Réalisateur prolifique de films noirs et de westerns, Phil Karlson signe avec Le Salaire de la violence un western très intéressant. Sorti en 1958, en plein âge d'or du genre, Gunman's Walk (bien meilleur que le titre français) raconte dans un style très épuré la confrontation entre un père tout puissant et ses deux fils. Un trio de personnages particulièrement bien écrit et superbement interprété par Van Heflin, James Darren et Tab Hunter. Une pépite peu connue rééditée par Sidonis/Calysta.

Un père, deux fils

Le Salaire de la violence s'ouvre sur une scène classique : deux cow-boys chevauchant de concert sur le thème musical du film. Il s'agit de Ed et Dawey Hackett, les fils du plus gros éleveur de chevaux de la région. Ce veuf à la forte personnalité a fort à faire avec eux mais pour des raisons diamétralement opposées. Davey, le plus jeune, pacifiste et tolérant se refuse à porter une arme et flirte avec une métisse, sacrilège ultime dans la famille. Ed, l'ainé, est impulsif et individualiste. Il ne jure que par les valeurs transmises par son père mais en les poussant à l'extrême. C'est ainsi, qu'au cours d'une chasse aux mustangs, il en vient à tuer un jeune indien embauché dans le ranch et réputé meilleur cavalier que lui. Un procès s'ensuit mais le père n'entend pas voir son fils ainé finir en prison.

Personnages complexes

Écrit par Frank Nugent, scénariste de John Ford, l'histoire fait la part belle aux personnages ambivalents. Aussi bien les personnages secondaires – le shérif par exemple – que les principaux. Le père, subtilement joué par Van Heflin n'est pas que le rancher omnipotent qu'on imagine. Derrière sa façade de patriarche autoritaire, c'est un homme dépassé autant qu'un homme du passé. Lorsqu'il se rend à la ville, il constate avec amertume que les armes y sont interdites et ces Peaux-rouges qui le répugnent, respectés. Comme chez Peckinpah dans Ride The High Country, le Salaire de la violence raconte la bascule de l'Ouest dans la modernité et la fin d'une époque. Lee Hackett est un homme d'un âge révolu, celui de la loi des armes et de l'extermination des Indiens. Élevé à son image, son fils Ed se retrouve lui aussi déphasé. Sans doute le personnage le plus intéressant du film.

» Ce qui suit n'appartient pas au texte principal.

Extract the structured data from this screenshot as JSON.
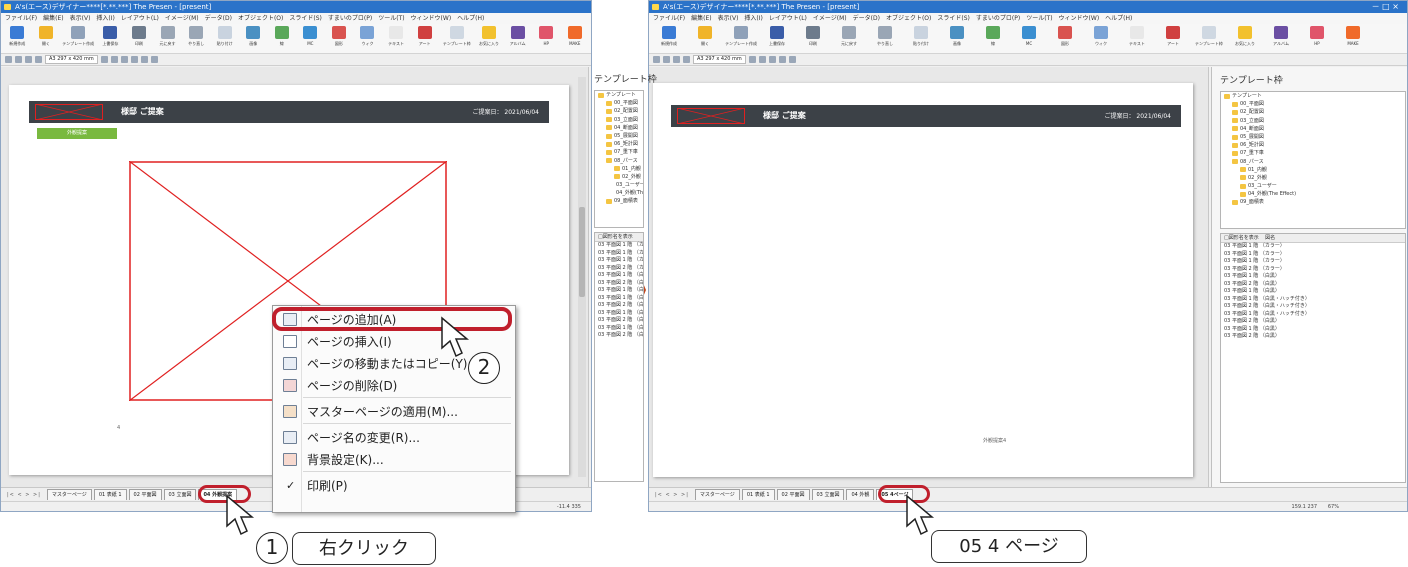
{
  "window": {
    "title": "A's(エース)デザイナー****[*.**.***] The Presen - [present]",
    "controls": "－ □ ×"
  },
  "menu": [
    "ファイル(F)",
    "編集(E)",
    "表示(V)",
    "挿入(I)",
    "レイアウト(L)",
    "イメージ(M)",
    "データ(D)",
    "オブジェクト(O)",
    "スライド(S)",
    "すまいのプロ(P)",
    "ツール(T)",
    "ウィンドウ(W)",
    "ヘルプ(H)"
  ],
  "ribbon": [
    {
      "label": "新規作成",
      "color": "#3a7bd5"
    },
    {
      "label": "開く",
      "color": "#f0b429"
    },
    {
      "label": "テンプレート作成",
      "color": "#8fa1b9"
    },
    {
      "label": "上書保存",
      "color": "#3a5da8"
    },
    {
      "label": "印刷",
      "color": "#6d7b8c"
    },
    {
      "label": "元に戻す",
      "color": "#9aa6b5"
    },
    {
      "label": "やり直し",
      "color": "#9aa6b5"
    },
    {
      "label": "貼り付け",
      "color": "#c9d3df"
    },
    {
      "label": "画像",
      "color": "#4a90c2"
    },
    {
      "label": "線",
      "color": "#5aa85a"
    },
    {
      "label": "MC",
      "color": "#3b8fd1"
    },
    {
      "label": "図形",
      "color": "#d9534f"
    },
    {
      "label": "ウィク",
      "color": "#7aa3d6"
    },
    {
      "label": "テキスト",
      "color": "#e8e8e8"
    },
    {
      "label": "アート",
      "color": "#d04040"
    },
    {
      "label": "テンプレート枠",
      "color": "#cfd8e2"
    },
    {
      "label": "お気に入り",
      "color": "#f2c12e"
    },
    {
      "label": "アルバム",
      "color": "#6b4fa3"
    },
    {
      "label": "HP",
      "color": "#e0556a"
    },
    {
      "label": "MAKE",
      "color": "#f06a2a"
    }
  ],
  "toolbar": {
    "paper_size": "A3 297 x 420 mm"
  },
  "page": {
    "title": "様邸 ご提案",
    "date": "ご提案日： 2021/06/04",
    "green_tag": "外観提案",
    "page_number_left": "4",
    "page_number_right": "外観提案4"
  },
  "tabs_left": {
    "nav": "|< < > >|",
    "items": [
      "マスターページ",
      "01 表紙 1",
      "02 平面図",
      "03 立面図",
      "04 外観提案"
    ]
  },
  "tabs_right": {
    "nav": "|< < > >|",
    "items": [
      "マスターページ",
      "01 表紙 1",
      "02 平面図",
      "03 立面図",
      "04 外観",
      "05 4ページ"
    ]
  },
  "status": {
    "left_coords": "-11.4  335",
    "right_coords": "159.1  237",
    "zoom": "67%"
  },
  "template_panel": {
    "title": "テンプレート枠",
    "tree": [
      "テンプレート",
      "00_平面図",
      "02_配置図",
      "03_立面図",
      "04_断面図",
      "05_展開図",
      "06_矩計図",
      "07_重下車",
      "08_パース",
      "01_内観",
      "02_外観",
      "03_ユーザー",
      "04_外観(The Effect)",
      "09_面積表"
    ],
    "list_header": "□図形名を表示",
    "list_header2": "図名",
    "list_items": [
      "03 平面図 1 階 （カラー）",
      "03 平面図 1 階 （カラー）",
      "03 平面図 1 階 （カラー）",
      "03 平面図 2 階 （カラー）",
      "03 平面図 1 階 （白黒）",
      "03 平面図 2 階 （白黒）",
      "03 平面図 1 階 （白黒）",
      "03 平面図 1 階 （白黒・ハッチ付き）",
      "03 平面図 2 階 （白黒・ハッチ付き）",
      "03 平面図 1 階 （白黒・ハッチ付き）",
      "03 平面図 2 階 （白黒）",
      "03 平面図 1 階 （白黒）",
      "03 平面図 2 階 （白黒）"
    ]
  },
  "context_menu": {
    "items": [
      {
        "label": "ページの追加(A)"
      },
      {
        "label": "ページの挿入(I)"
      },
      {
        "label": "ページの移動またはコピー(Y)..."
      },
      {
        "label": "ページの削除(D)"
      },
      {
        "label": "マスターページの適用(M)..."
      },
      {
        "label": "ページ名の変更(R)..."
      },
      {
        "label": "背景設定(K)..."
      },
      {
        "label": "印刷(P)"
      }
    ]
  },
  "annotations": {
    "step1_num": "1",
    "step1_label": "右クリック",
    "step2_num": "2",
    "result_label": "05 4 ページ"
  },
  "colors": {
    "highlight": "#c01f2c",
    "arrow": "#c0461e",
    "title_bar": "#2b73c9",
    "header_band": "#3c4147",
    "green_tag": "#79b93f",
    "placeholder_lines": "#e02020"
  }
}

Gueule d'ange et caractère de chien

C'est Tab Hunter, jusque-là cantonné aux rôles de gendre idéal, qui l'incarne. L'acteur à la gueule d'ange compose à contre-emploi un personnage névrosé plus complexe que supposé. Plein d'une assurance sympathique lorsqu'il chante "I'm a Runaway" dans un saloon bondé, il se décompose à l'évocation de son père, avant de se transformer en un type violent et détestable. A l'image des mustangs que l'on dompte, le fils ainé a subi un dressage où l'amour des armes le dispute à un égocentrisme ravageur. Mais si le père n'a de cesse de rabrouer son fils c'est pour mieux l'encenser ensuite, s'il le félicite c'est pour l'humilier quelques minutes plus tard. Une superbe confrontation père-fils , à côté de laquelle, et c'est peut être un des rares reproches que l'on peut faire au film, la relation entre les deux frères semble manquer d'intensité.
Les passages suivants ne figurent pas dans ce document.